Q. You have a wonderful sense of humor that serves you well when speaking publicly. How does your humor serve you in your writing career?


I wish I could say my sense of humor allows me to laugh at copy editors, but that would be a lie. In my writing, humor tends to worm it’s way into the story via children, who are always unpredictable, or by creating a ‘fish out of water’ story for the hero or heroine. Often it’s the reaction of a ‘straight’ character to a humorous situation that can make a reader smile.


Q. What authors and genres do you like to read?

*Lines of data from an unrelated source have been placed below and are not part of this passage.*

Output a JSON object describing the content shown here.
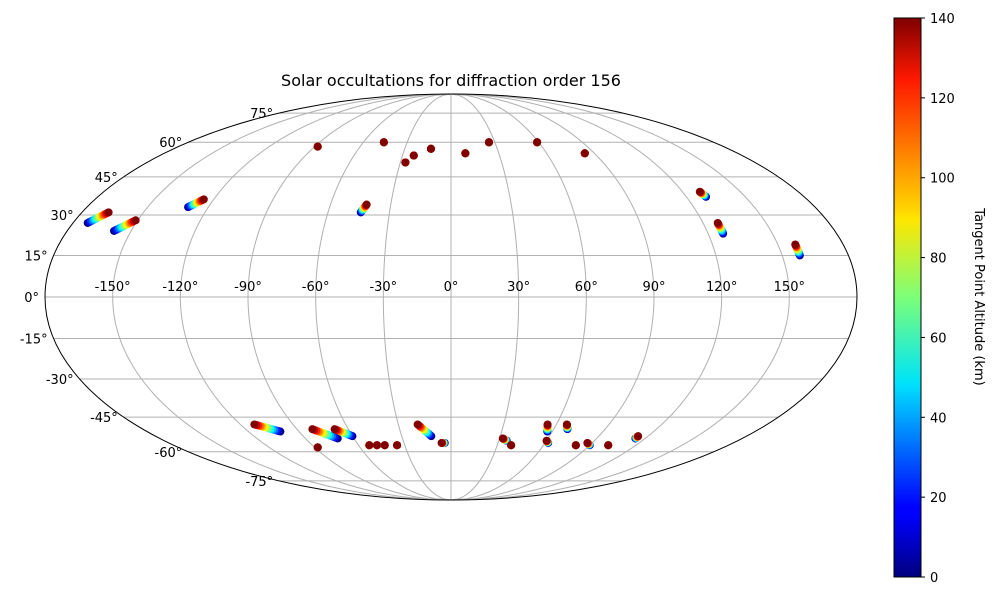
{
  "chart_data": {
    "type": "scatter",
    "projection": "mollweide",
    "title": "Solar occultations for diffraction order 156",
    "grid": true,
    "lon_ticks": [
      "-150°",
      "-120°",
      "-90°",
      "-60°",
      "-30°",
      "0°",
      "30°",
      "60°",
      "90°",
      "120°",
      "150°"
    ],
    "lon_tick_values": [
      -150,
      -120,
      -90,
      -60,
      -30,
      0,
      30,
      60,
      90,
      120,
      150
    ],
    "lat_ticks": [
      "75°",
      "60°",
      "45°",
      "30°",
      "15°",
      "0°",
      "-15°",
      "-30°",
      "-45°",
      "-60°",
      "-75°"
    ],
    "lat_tick_values": [
      75,
      60,
      45,
      30,
      15,
      0,
      -15,
      -30,
      -45,
      -60,
      -75
    ],
    "colorbar": {
      "label": "Tangent Point Altitude (km)",
      "colormap": "jet",
      "range": [
        0,
        140
      ],
      "ticks": [
        "0",
        "20",
        "40",
        "60",
        "80",
        "100",
        "120",
        "140"
      ],
      "tick_values": [
        0,
        20,
        40,
        60,
        80,
        100,
        120,
        140
      ]
    },
    "occultations": [
      {
        "start": [
          -173,
          27
        ],
        "end": [
          -167,
          31
        ]
      },
      {
        "start": [
          -158,
          24
        ],
        "end": [
          -151,
          28
        ]
      },
      {
        "start": [
          -130,
          33
        ],
        "end": [
          -125,
          36
        ]
      },
      {
        "start": [
          -88,
          58
        ],
        "end": [
          -88,
          58
        ]
      },
      {
        "start": [
          -46,
          60
        ],
        "end": [
          -46,
          60
        ]
      },
      {
        "start": [
          -44,
          31
        ],
        "end": [
          -42,
          34
        ]
      },
      {
        "start": [
          -27,
          51
        ],
        "end": [
          -27,
          51
        ]
      },
      {
        "start": [
          -23,
          54
        ],
        "end": [
          -23,
          54
        ]
      },
      {
        "start": [
          -13,
          57
        ],
        "end": [
          -13,
          57
        ]
      },
      {
        "start": [
          9,
          55
        ],
        "end": [
          9,
          55
        ]
      },
      {
        "start": [
          26,
          60
        ],
        "end": [
          26,
          60
        ]
      },
      {
        "start": [
          59,
          60
        ],
        "end": [
          59,
          60
        ]
      },
      {
        "start": [
          84,
          55
        ],
        "end": [
          84,
          55
        ]
      },
      {
        "start": [
          130,
          37
        ],
        "end": [
          129,
          39
        ]
      },
      {
        "start": [
          127,
          23
        ],
        "end": [
          127,
          27
        ]
      },
      {
        "start": [
          158,
          15
        ],
        "end": [
          158,
          19
        ]
      },
      {
        "start": [
          -101,
          -51
        ],
        "end": [
          -112,
          -48
        ]
      },
      {
        "start": [
          -88,
          -58
        ],
        "end": [
          -88,
          -58
        ]
      },
      {
        "start": [
          -70,
          -54
        ],
        "end": [
          -81,
          -50
        ]
      },
      {
        "start": [
          -60,
          -53
        ],
        "end": [
          -68,
          -50
        ]
      },
      {
        "start": [
          -53,
          -57
        ],
        "end": [
          -53,
          -57
        ]
      },
      {
        "start": [
          -48,
          -57
        ],
        "end": [
          -48,
          -57
        ]
      },
      {
        "start": [
          -43,
          -57
        ],
        "end": [
          -43,
          -57
        ]
      },
      {
        "start": [
          -35,
          -57
        ],
        "end": [
          -35,
          -57
        ]
      },
      {
        "start": [
          -12,
          -53
        ],
        "end": [
          -19,
          -48
        ]
      },
      {
        "start": [
          -4,
          -56
        ],
        "end": [
          -6,
          -56
        ]
      },
      {
        "start": [
          35,
          -55
        ],
        "end": [
          32,
          -54
        ]
      },
      {
        "start": [
          39,
          -57
        ],
        "end": [
          39,
          -57
        ]
      },
      {
        "start": [
          57,
          -51
        ],
        "end": [
          55,
          -48
        ]
      },
      {
        "start": [
          62,
          -56
        ],
        "end": [
          60,
          -55
        ]
      },
      {
        "start": [
          68,
          -50
        ],
        "end": [
          66,
          -48
        ]
      },
      {
        "start": [
          81,
          -57
        ],
        "end": [
          81,
          -57
        ]
      },
      {
        "start": [
          90,
          -57
        ],
        "end": [
          87,
          -56
        ]
      },
      {
        "start": [
          102,
          -57
        ],
        "end": [
          102,
          -57
        ]
      },
      {
        "start": [
          114,
          -54
        ],
        "end": [
          114,
          -53
        ]
      }
    ]
  }
}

I most often read suspense and romantic suspense, single title romance, legal thrillers, and the like. I’ve recently read James Patterson (Alex Cross story), John Grisham, Iris Johansen, and Rachel Lee books. Sandra Brown and Susan Elizabeth Phillips have always been my favorites And to my delight, my fellow Orange County Chapter members, Debra Mullin and Tessa Dare have brought me back to historical romance, my first love.



Q. What piece of advice do you consider most important sharing with an aspiring author?


Write! Write! And write some more. I was very fortunate when I joined RWA that I could come home from a chapter meeting and immediately use whatever information I’d gleaned in my work-in-progress.. It’s impossible, in my view, to learn to write without having somehow finished a story. My various critique groups have also been invaluable. (My technique is to be the dumbest one in the group so I can learn the most; so far I’ve achieved that goal..) I continue to learn by attending workshops and taking online classes in the hope of improving my craft. As Susan Macias said at the Orange County October Birthday Bash, “The only guarantee that you won’t sell is if you quit writing.”